Main quality elements: acuracy, accessibility

In general, disclosure control measures reduce data quality by suppressing data or changing detail levels. Disclosure control can also result in access to data being limited to certain groups such as researchers. Certain methods such as data perturbation can affect the accuracy of information released. Bias might arise from value rounding or noise addition.

It is impossible to guarantee absolute confidentiality. Disclosure control is quite complicated and the rules used to measure the extent of the protection provided are somewhat subjective.

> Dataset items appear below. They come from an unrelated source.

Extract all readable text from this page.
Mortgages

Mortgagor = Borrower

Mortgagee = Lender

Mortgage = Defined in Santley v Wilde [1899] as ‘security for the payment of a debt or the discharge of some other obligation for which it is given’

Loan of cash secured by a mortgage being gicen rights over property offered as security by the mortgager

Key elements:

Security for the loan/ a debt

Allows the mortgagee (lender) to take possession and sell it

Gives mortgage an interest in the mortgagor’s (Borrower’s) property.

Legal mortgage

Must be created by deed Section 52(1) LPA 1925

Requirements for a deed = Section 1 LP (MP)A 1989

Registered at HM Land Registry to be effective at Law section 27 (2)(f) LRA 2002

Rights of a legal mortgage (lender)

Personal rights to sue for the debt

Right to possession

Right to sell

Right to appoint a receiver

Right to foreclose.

Although there is no consensus on quality measures, risk functions and loss functions are found primarily.

A loss function measures the extent of the difference between the original data and the data after disclosure control methods have been applied. For altered data (e.g. perturbation), the relative difference between the data before and after adjustment for confidentiality is measured. In the case of suppressed data, the suppression rate indicating the number of values suppressed compared to those released is often used. These indices must be produced at different detail levels and for various respondent groups (e.g. to identify the industrial groups most affected by the suppression). 

To a certain extent, a risk function indicates the risk of identifying respondents or values associated with them. In general, for data suppressed in tables, the number of suppressed cells for which protection is inadequate ( i.e. a too accurate approximation of the suppressed value can be obtained using information from other cells) must be identified. In the case of microdata, methods tend to measure the risk of disclosure using the re-identification method for a set of characteristic variables (called key variables) or by measuring matching attempts with an external file. Overall, the technique consists of identifying unique combinations of the population found in the released dataset.

References

Brackstone, G. and P. White. 2002. "Data stewardship at Statistics Canada." Proceedings of the Social Statistics Section. American Statistical Association. p. 284-293.

Doyle, P., J. Lane, J. Theeuwes and L. Zayatz (eds.) 2001. Confidentiality, Disclosure, and Data Access: Theory and Practical Applications for Statistical Agencies. North-Holland. 462 p.

Elliot, M., A. Hundepool, E. Schulte Nordholt, J.L. Tambay and T. Wende. 2005. Glossary on Statistical Disclosure Control. http://neon.vb.cbs.nl/casc/glossary.htm.

Federal Committee on Statistical Methodology. 2005. Report on Statistical Disclosure Limitation Methodology, Statistical Policy Working Paper 22, Second version. Office of Management and Budget. Washington, D.C.

Hundepool, A., et al. 2008a. τ-ARGUS version 3.3 User's Manual. Voorburg. Statistics Netherlands.

Hundepool, A., et al. 2008b. μ-ARGUS version 4.2 User's Manual. Voorburg.Statistics Netherlands.

Hundepool, A. et al. 2009. Handbook on Statistical Disclosure Control, Version 1.1. EssNet SDC.

Statistics Canada. 1970. The Statistics Act. Ottawa, Canada.

Statistics Canada. 1987. "Policy on Microdata Release." Statistics Canada Policy Manual. Section 4.2. Last updated March 4, 2009.

Statistics Canada. 2004. "Discretionary Release Policy." Statistics Canada Policy Manual. Section 4.3. Last updated March 4, 2009.

UN Economic Commission for Europe. 2007. Managing Statistical Confidentiality and Microdata Access – Principles and Guidelines of Good Practice. United Nations, Geneva.

Willenborg, L. and T. de Waal. 1996. Statistical Disclosure Control in Practice. Springer Verlag. Lecture Notes in Statistics. Vol. 111.

Willenborg, L. and T. de Waal. 2000. Elements of Statistical Disclosure Control. Springer Verlag. Lecture Notes in Statistics. Vol. 155.